My gyno told me she had no worries if I got pregnant at 40, the main risk is miscarriage not fetal abnormalities.
I want the family though not just a baby. I want to be the mother of my lovers child, but there wasn't anyone to fill that role in my life.
I turn 41 in a few weeks. I'm sad with my babies EDD here, not as much for that loss but for the entire life I lost, children, grandchildren, feelings that my life is worthless.
Thankfully I'm back on anti anxiety/depression meds that work well. I have a good although stressful job. I have been travelling a lot which brings me lots of pleasure.
It doesn't hurt near as much to see glowing women it baby clothes but it does still keep the scars on my heart.
I hope if there are any people currently struggling... You will get stronger I promise. Yes it sucks but the pain will ease. This week has just been a bit hard on me leading up to my babies EDD but I will be honest, it wasn't on my mind much. I'd only think about it every few days this week...

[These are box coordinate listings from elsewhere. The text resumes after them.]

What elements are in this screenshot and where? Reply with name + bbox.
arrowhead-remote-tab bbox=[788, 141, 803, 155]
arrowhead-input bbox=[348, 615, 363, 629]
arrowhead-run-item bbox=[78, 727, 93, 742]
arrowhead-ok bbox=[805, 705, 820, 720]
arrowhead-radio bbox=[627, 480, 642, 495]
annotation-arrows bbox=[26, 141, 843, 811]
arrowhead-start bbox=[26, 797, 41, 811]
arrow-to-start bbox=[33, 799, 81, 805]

Missing my old ttc group. Would love to see updated pics of your beautiful families!
Hi Deb! It is so good to hear from you! Sorry for the delayed response. We had a remodeling project that was supposed to be complete 2 weeks before Christmas and instead didn't START 'til Christmas week. (As I type the noise continues. :P)
I'm glad you are doing better -- although dealing with stress on the job is tough! I'll keep hoping that eases for you.
The traveling sounds great! Where all have you visited? Also - how are your parents doing? I've been continuing to keep you all in my thoughts and prayers.
While I know your life has taken a different path than you envisioned, my wish is for you to feel continuously loved and supported by family & friends.